Tuesday, December 30, 2014

what a hot water bottle heals.



it's hard to figure out which way is up sometimes, especially when it feels like i'm going under. the feelings of my emotional constipation cause restlessness which result in me giving no pause when it comes to words, often because they are absent thought. i wonder if there is anyone like me.

whenever this happens, i usually feel a sense of liberation, coupled with a dose of giddy euphoria, as it isn't often i allow myself to let slip this way. what follows, however, proves more bitter to swallow; self-doubt and anger (mostly at myself, though at times misdirected) consume me while i remember exactly why i choose to bite my tongue under circumstances i can control.

i blame not my mind, but my irrational emotions. and then realize that that doesn't make sense either. it's not fair to place blame when there are so many variables to consider, of which, so many i cannot foresee or affect. at this point, i wonder if i would have done anything differently, would i have known of what was to come, and more of then than not, the answer is no. why then, torture myself for things beyond my orbit of sway, you ask. because beyond this visage, there is a heart that fears change, and the terrifying unfamiliar territories that follow in its wake.

it's easy to blame this lack of judgement on things we all fall prey to at times; envy, anger, ego, sadness, even love. however, i know the truth of it is that i don't know what i want, and that my confusion confuses me. even that, i now see, i cannot take responsibility for. it's hard to navigate this river of piss and shit masquerading as a thing we call our society and culture. i feel poisoned, weakened by my lack of strength against desires i should not want. is it what i want? to be human, without the encumbrances of humanity?

fuck knows.

Saturday, November 15, 2014

a little ode to the magic we take for granted.



happiness, i've learned,
can be quantified. the rustle,
the musky smell of it's yellowed, aged pages.
in fairy tales, chronicles, in tomes of poetry,
i find the solace
which replaces solitude that rarely evades me
in the quiet hours.

Thursday, November 13, 2014

pacing myself on the way home.



it's been months since my last post, and i honestly have missed this space. will make an attempt to start blogging religiously again, as i know you avid fans of mine are constantly wondering what i'm up to in my exciting, colourful life.
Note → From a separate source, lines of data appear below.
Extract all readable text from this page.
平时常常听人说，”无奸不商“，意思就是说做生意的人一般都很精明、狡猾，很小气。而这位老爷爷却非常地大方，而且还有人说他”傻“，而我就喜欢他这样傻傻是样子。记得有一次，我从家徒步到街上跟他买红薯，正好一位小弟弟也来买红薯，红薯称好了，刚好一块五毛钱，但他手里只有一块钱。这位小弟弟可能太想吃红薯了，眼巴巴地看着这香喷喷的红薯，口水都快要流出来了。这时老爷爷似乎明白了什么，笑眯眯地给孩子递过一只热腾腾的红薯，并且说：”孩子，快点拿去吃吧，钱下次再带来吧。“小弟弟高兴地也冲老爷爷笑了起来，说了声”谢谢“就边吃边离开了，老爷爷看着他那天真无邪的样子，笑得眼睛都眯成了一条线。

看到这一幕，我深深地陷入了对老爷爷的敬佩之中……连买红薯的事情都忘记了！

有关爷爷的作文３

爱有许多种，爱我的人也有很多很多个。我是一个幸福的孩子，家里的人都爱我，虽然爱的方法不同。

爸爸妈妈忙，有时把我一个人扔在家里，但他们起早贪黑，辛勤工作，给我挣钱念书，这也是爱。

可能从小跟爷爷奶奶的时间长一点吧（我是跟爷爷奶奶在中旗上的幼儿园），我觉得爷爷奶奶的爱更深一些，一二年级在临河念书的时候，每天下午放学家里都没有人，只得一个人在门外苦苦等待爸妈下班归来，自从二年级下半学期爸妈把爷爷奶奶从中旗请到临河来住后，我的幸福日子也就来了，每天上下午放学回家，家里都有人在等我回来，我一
since i've last blogged i've moved from robertson quay, to pasir ris, to woodlands, and finally to hougang, where i am now comfortably situated. along with this latest development, i have also travelled the most in one year than i've ever done the rest of my 24 year long life.

see, the thing about travelling that i love and adore is this: there are limitless possibilities. any number of things you can learn about another culture, another time, another person, even yourself. i don't know about the rest of you guys, but pieces of a puzzle i didn't even know about seem to come together when i explore the world. calmness comes from the knowledge that regardless of how man destroys, the earth regenerates and rebuilds. elation comes with the hope that more and more people are learning to live in joy with each other, even when the small-minded and dark-hearted hurl sticks and stones.

this is uncharacteristic of me, but my heart sings when i think of how lucky i am to be alive. there is much i don't know, and much i have heard but do not understand.. the good part is that i have time to live these experiences and learn from them.

i am a free and fortunate human being. i am happy.